INNOVIA Films has officially opened a new production line that will manufacture the material for the Bank of England’s first polymer bank notes. 

The Bank’s chief cashier, Victoria Cleland, unveiled a plaque at Innovia’s Wigton factory on Friday to mark the occasion. 

The company has spent £15m setting up the new line, which uses its unique ‘bubble’ process to make a polymer film known as Clarity C. 

This will be coated at a purpose-built opacification plant, also at Wigton, before being sent for printing at a De La Rue’s high-security bank note press in Essex. 

Overall, Innovia has invested £40m and is creating 80 jobs.

Wigton will produce the material for 2bn £5 and £10 bank notes over the next five years. 

The £5 note, featuring Winston Churchill, enters circulation next autumn followed by a £10 note depicting Jane Austen in 2017.

The Bank chose Innovia Security as supplier because the company is the world leader in this technology, supplying its Guardian substrate to 24 countries. 

Mark Robertshaw, chief executive of Innovia Group, said: “More than 45bn polymer bank notes have been issued globally and 99.9 per cent of them are on Guardian. 

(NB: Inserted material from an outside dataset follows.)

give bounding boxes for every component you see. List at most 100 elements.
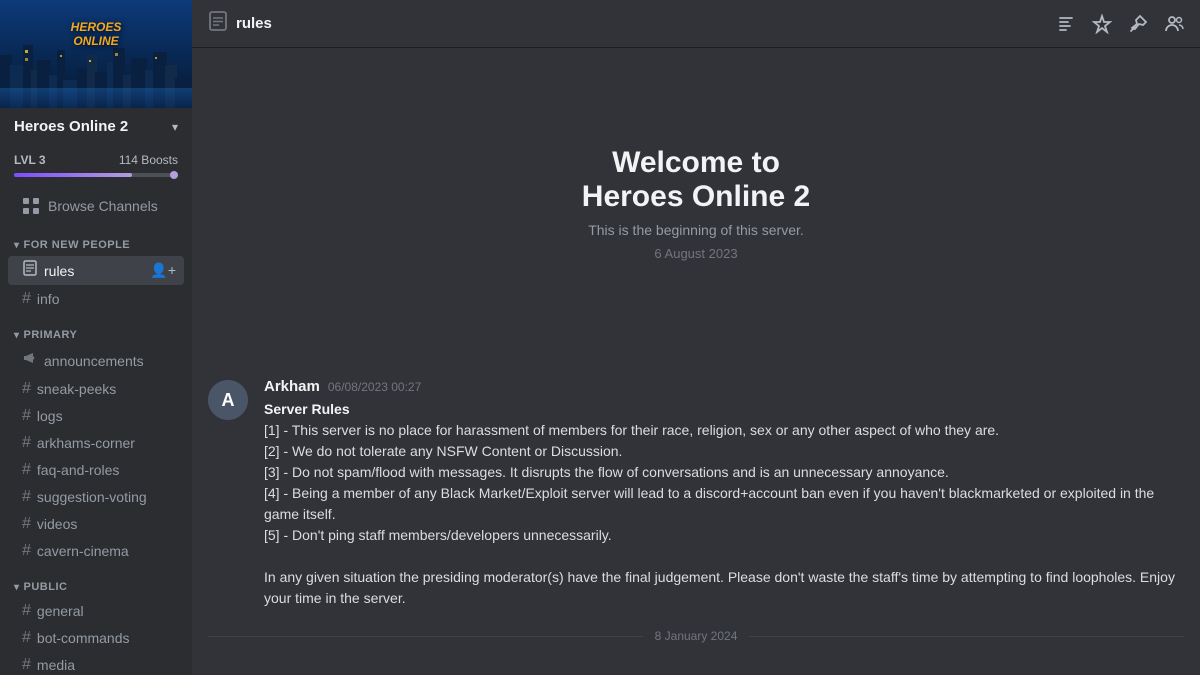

“Guardian has been shown to dramatically reduce the level of counterfeits and it lasts three to five times longer than paper. 

“It’s clean, waterproof and recyclable, so it’s a green product.” 

He added: “The film itself, Clarity C, is manufactured by our films division only for bank notes. 

"It only goes into our Guardian bank notes.” 

Because the notes last longer, the move to polymer should save the Bank of England £10m a year. 

Each note will incorporate one or more transparent windows to make them harder to counterfeit. 

And a hand-held device, the Verus, can check if the polymer is Innovia’s Clarity C, instantly identifying forgeries printed on any other polymer. 

Ms Cleland said: “Counterfeiters have been a challenge to the Bank for centuries. 

“Today’s bank notes have intricate designs and more and more security features but we are still striving for improvement. 

“We decided in 2013 that the best way of achieving this was to move to polymer. 

“We had a three-year research and development programme, talked to other central banks and we held a consultation speaking to members of the public and industry. 

“There was overwhelming support from the public – 87 per cent of those that gave feedback were in favour of the move to polymer.” 

Ms Cleland toured the Innovia site and saw the opacification plant, built by Story Construction, which is being commissioned. 

She added: “I’ve met the incredibly enthusiastic staff and seeing everything in action really brings it to life.”